Unsurprisingly, Musk’s poll resulted in some 57.9% of respondents confirming that he should sell his stock, with this equating to around $25 billion in total value and causing something of a stir on the social media site.
But what prompted Musk’s unorthodox action, and why is he so keen on the idea of offloading his Tesla stock at present?
Musk and His Dwindling Tesla Holding
Musk’s Twitter poll garnered more than 3.5 million votes, with a clear majority thinking that he should offload 10% of his shares at the suggested valuation.
This has continued a trend for Musk selling his shares over time, although the unorthodox and high profile way in which the entrepreneur went about advertising the sale was hardly conducive to stable or reliable price growth.
Certainly, Tesla’s price responded negatively to the move, declining by 6% in the 24 hours following the poll, while it remains considerably lower than the $1,229.91 peak achieved at the beginning of November.

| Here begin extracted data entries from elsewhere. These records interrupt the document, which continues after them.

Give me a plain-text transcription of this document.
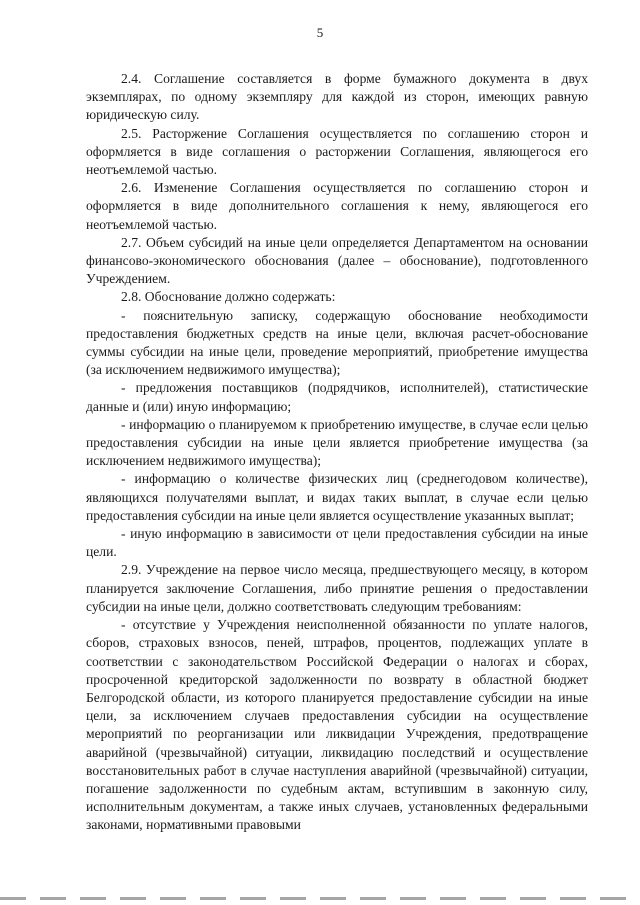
5

2.4. Соглашение составляется в форме бумажного документа в двух экземплярах, по одному экземпляру для каждой из сторон, имеющих равную юридическую силу.

2.5. Расторжение Соглашения осуществляется по соглашению сторон и оформляется в виде соглашения о расторжении Соглашения, являющегося его неотъемлемой частью.

2.6. Изменение Соглашения осуществляется по соглашению сторон и оформляется в виде дополнительного соглашения к нему, являющегося его неотъемлемой частью.

2.7. Объем субсидий на иные цели определяется Департаментом на основании финансово-экономического обоснования (далее – обоснование), подготовленного Учреждением.

2.8. Обоснование должно содержать:

- пояснительную записку, содержащую обоснование необходимости предоставления бюджетных средств на иные цели, включая расчет-обоснование суммы субсидии на иные цели, проведение мероприятий, приобретение имущества (за исключением недвижимого имущества);

- предложения поставщиков (подрядчиков, исполнителей), статистические данные и (или) иную информацию;

- информацию о планируемом к приобретению имуществе, в случае если целью предоставления субсидии на иные цели является приобретение имущества (за исключением недвижимого имущества);

- информацию о количестве физических лиц (среднегодовом количестве), являющихся получателями выплат, и видах таких выплат, в случае если целью предоставления субсидии на иные цели является осуществление указанных выплат;

- иную информацию в зависимости от цели предоставления субсидии на иные цели.

2.9. Учреждение на первое число месяца, предшествующего месяцу, в котором планируется заключение Соглашения, либо принятие решения о предоставлении субсидии на иные цели, должно соответствовать следующим требованиям:

- отсутствие у Учреждения неисполненной обязанности по уплате налогов, сборов, страховых взносов, пеней, штрафов, процентов, подлежащих уплате в соответствии с законодательством Российской Федерации о налогах и сборах, просроченной кредиторской задолженности по возврату в областной бюджет Белгородской области, из которого планируется предоставление субсидии на иные цели, за исключением случаев предоставления субсидии на осуществление мероприятий по реорганизации или ликвидации Учреждения, предотвращение аварийной (чрезвычайной) ситуации, ликвидацию последствий и осуществление восстановительных работ в случае наступления аварийной (чрезвычайной) ситуации, погашение задолженности по судебным актам, вступившим в законную силу, исполнительным документам, а также иных случаев, установленных федеральными законами, нормативными правовыми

This was noted by clients active on trading platforms through Oanda, with the value depreciation as sharp as it was sudden.
Interestingly, Musk has sold nearly $5.7 billion worth of shares over the course of the last few days alone, continuing a sustained sell-off that has continued throughout the second half of 2021.
According to US Securities and Exchange Commission filings, this income has been derived from both planned and unplanned sales, with Musk seemingly hell-bent on raising capital in as quick and efficient a manner as possible.
Why is Musk Selling Off His Stock?
The question that remains, of course, is why is Musk so determined to offload his Tesla stock in the current climate?
Well, much has to do with Musk’s receipt of Tesla stock options in 2012, through which he was able to buy 22.8 million shares at just $6.24. These options expire next year, creating a limited window of opportunity for Musk to capitalize on the advantage.
After all, Tesla’s stock is now worth an impressive $1,081.92 per share, so there’s immense profit to be made by cashing in on such options.
Incredibly, the share price is up from just $567.60 during the last 12 months, nearly doubling during this time and showcasing immensely impressive growth.
However, when Musk does cash in on these options, he’ll be legally required to pay the tax difference between the 2012 and 2021 stock prices at a rate of more than 50%. This will create a tax bill of around $15 billion according to CNBC’s Robert Frank, with Musk preparing to pay this by selling shares and raising some rapid liquid capital.
This, coupled with the promise that Congress and the Joe Biden administration will look to hike the tax rate among the wealthiest Americans, may well have inspired Musk to cash in on Tesla’s rising stock while he’s able to.